Core Idea#
Speculative decoding speeds up output generation by letting a small model draft tokens that a larger model verifies. The workshop extension is:
Can a smaller model draft the KV cache for a long prompt so the full model only recomputes layers or spans where the approximation is bad?
This targets time-to-first-token for document-heavy apps.
Proposed Flow#
flowchart TD
Prompt[Long prompt or document] --> Draft[Small draft model prefill]
Prompt --> Checkpoints[Full model checkpoint positions]
Draft --> ApproxKV[Approximate KV]
Checkpoints --> Compare[Compare hidden states / attention]
ApproxKV --> Compare
Compare --> Accept{Similarity high?}
Accept -->|Yes| Use[Accept draft KV]
Accept -->|No| Recompute[Full recompute for span/layer]

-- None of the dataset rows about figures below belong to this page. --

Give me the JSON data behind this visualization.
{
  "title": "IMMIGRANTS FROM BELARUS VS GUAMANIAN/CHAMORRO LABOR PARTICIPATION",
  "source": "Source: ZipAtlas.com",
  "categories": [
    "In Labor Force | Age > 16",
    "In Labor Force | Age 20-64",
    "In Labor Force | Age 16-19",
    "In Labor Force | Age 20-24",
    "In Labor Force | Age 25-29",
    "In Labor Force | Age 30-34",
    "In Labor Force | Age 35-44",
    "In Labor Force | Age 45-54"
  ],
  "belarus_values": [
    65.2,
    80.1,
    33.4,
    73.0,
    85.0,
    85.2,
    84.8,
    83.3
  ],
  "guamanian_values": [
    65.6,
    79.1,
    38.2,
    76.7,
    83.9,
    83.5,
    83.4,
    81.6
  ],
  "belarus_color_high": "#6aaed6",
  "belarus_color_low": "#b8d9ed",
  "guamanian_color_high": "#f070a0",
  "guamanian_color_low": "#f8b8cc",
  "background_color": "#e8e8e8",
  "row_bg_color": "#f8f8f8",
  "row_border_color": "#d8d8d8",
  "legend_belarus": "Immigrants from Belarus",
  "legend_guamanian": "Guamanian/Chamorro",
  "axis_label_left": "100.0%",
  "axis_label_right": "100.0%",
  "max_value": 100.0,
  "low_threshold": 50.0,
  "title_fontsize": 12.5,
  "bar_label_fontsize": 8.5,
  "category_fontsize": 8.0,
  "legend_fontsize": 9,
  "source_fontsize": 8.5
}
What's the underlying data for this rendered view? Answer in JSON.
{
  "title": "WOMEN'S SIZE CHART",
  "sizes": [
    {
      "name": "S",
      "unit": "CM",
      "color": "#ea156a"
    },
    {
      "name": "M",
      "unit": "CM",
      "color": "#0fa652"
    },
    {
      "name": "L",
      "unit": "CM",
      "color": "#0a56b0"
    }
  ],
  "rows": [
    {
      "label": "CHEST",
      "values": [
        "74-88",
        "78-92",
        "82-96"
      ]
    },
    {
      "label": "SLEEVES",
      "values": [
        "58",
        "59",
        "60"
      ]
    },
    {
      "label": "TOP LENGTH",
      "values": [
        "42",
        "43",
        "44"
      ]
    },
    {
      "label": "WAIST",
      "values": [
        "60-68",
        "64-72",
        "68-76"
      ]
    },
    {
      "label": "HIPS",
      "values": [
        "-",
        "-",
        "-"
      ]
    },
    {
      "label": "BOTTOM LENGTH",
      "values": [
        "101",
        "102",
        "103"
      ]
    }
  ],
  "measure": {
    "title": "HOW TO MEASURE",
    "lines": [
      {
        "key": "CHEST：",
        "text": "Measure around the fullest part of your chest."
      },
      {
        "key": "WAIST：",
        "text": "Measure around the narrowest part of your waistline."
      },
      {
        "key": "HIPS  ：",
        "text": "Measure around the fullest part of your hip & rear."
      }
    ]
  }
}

Use --> Decode[Decode with target model]
Recompute --> Decode
Background#
EAGLE is a major speculative decoding family, but it focuses on decode. Prefill remains expensive for long inputs because every prompt token must be processed before the first generated token.
Research Questions#
- Can hidden-state similarity predict whether approximate KV is safe?
- Is approximation more stable in lower layers than upper layers?
- Does the draft model need the same tokenizer and architecture family?
- Can partial recomputation repair cross-chunk interactions?
Experiment Plan#
- Use a small/large pair from the same family.
- Run full prefill and draft prefill on the same prompt.
- Compare hidden states, attention maps, logits, and downstream answers.
- Accept draft KV by layer/span thresholds.
- Measure TTFT savings vs quality loss.
Novelty Opinion#
High. The failure mode is also interesting: if approximate KV is too brittle, the paper can still map where draft prefill breaks.
Tenure And Complexity#
- Prototype: 4-8 weeks.
- Paper-grade: 3-5 months.
- Complexity: High.
- Main risk: approximate KV errors compound during decode.